Puisque les cases symétriques par rapport au centre ont pour somme K/2, additionnons les quadrants symétriques par rapport au centre : A+C=2K B+D=2K Additionnons maintenant les quadrants horizontalement. D’après les propriétés du carré magique : A+B=2K C+D=2K Même chose verticalement. Autrement dit, si nous reportons les nombres A, B, C, et D, dans un carré 2×2, ce carré est un carré magique d’ordre 2 (il a la même somme pour les deux colonnes, les deux lignes et les deux diagonales). Les carrés magiques d’ordre 2 sont une infinité, ils ont leur quatre cases égales. Donc A=B=C=D=K.

4) Sous-structures radiales

Pour démontrer l’égalité des sommes des couples pour deux parties du carré, il suffit d’utiliser la grille ci-dessous, qui explicite le caractère radial du carré.

Par exemple, le quart en haut à gauche a pour somme des couples : ad+bc. Le quart symétrique, en bas à droite, a pour somme des couples (17-d)(17-a)+(17-b)(17-c). Ce qui donne 2x17x17 – 17(a+b+c+d) + ad + bc. Or comme le carré est gnomonique,  a+b+c+d=34. Les deux sommes sont donc égales.
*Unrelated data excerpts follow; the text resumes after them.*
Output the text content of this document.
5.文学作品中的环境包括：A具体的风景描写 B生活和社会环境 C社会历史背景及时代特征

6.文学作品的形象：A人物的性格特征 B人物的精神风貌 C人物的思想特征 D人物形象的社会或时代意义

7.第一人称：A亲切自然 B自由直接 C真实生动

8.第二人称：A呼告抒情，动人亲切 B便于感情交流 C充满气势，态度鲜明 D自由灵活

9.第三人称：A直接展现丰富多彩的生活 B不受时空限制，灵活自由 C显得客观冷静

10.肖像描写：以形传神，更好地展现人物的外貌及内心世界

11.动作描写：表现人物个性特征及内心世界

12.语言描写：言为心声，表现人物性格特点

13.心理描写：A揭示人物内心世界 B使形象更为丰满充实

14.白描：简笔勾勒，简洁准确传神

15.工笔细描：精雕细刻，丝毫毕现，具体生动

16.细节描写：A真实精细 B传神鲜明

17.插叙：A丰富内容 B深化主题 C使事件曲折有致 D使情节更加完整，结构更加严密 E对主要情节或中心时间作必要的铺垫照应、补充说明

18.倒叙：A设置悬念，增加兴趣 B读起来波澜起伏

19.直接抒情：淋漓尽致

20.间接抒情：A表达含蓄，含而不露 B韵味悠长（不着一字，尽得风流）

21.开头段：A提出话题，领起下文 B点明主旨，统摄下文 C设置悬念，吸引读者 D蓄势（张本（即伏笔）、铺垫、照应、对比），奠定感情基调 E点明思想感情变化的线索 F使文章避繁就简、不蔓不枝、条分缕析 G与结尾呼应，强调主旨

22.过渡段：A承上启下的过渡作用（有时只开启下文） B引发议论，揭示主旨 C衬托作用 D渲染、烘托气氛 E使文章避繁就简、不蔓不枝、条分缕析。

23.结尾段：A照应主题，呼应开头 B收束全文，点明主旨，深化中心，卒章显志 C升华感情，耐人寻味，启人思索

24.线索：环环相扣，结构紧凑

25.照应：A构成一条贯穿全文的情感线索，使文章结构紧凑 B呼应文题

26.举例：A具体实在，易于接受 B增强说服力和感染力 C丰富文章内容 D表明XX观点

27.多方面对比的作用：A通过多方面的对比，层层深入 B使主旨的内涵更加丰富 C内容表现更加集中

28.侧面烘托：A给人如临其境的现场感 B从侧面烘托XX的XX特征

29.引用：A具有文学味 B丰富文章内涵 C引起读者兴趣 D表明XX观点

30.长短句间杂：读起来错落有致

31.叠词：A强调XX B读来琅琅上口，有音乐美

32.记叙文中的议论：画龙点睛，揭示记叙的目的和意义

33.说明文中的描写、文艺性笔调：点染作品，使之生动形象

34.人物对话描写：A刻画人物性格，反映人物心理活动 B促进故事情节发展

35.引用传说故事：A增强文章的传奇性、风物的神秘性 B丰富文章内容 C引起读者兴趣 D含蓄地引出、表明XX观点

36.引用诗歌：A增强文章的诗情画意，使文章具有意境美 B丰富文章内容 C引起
5) Les quatre variantes du carré d’Agrippa

Supposons que j’habite en 1514 à Nuremberg et que je dispose d’un ordinateur.  Je voudrais bien faire figurer 1514 en bas de  mon carré magique,combien de choix vais-je avoir ? D’abord, je dois compléter ma ligne pour obtenir 34 : soit avec les nombres 1 et 4, soit avec les nombres 2 et 3. Je prends bien sûr le choix 1 et 4, qui correspond à mes initiales. Si je veux en outre que mon carré soit de type « gnomon » et « à symétrie centrale »,  mon ordinateur m’indique qu’il ne reste plus que quatre solutions. Voici celle que je vais sans doute choisir :

Mais jetons un coup d’oeil aux trois autres. La première variante s’obtient en permutant les colonnes A et D

Si on permute ensuite les lignes b et c,  on obtient la deuxième  variante :

Ces deux variantes auraient l’avantage de faire apparaître les lettres A et D dans l’ordre de l’alphabet, et de mes initiales. L’inconvénient est que, si l’on suit des yeux les nombres de 1 à 16, on n’a plus un motif de « ponts », mais un motif de « noeuds », bien moins harmonieux. On perd également le motif des hexagones.

Reste la troisième variante, dans laquelle on intervertit seulement les deux lignes centrales :

Celle-ci est quasiment identique à celle que j’ai choisie : elle donne exactement les mêmes motifs de ponts et d’hexagones.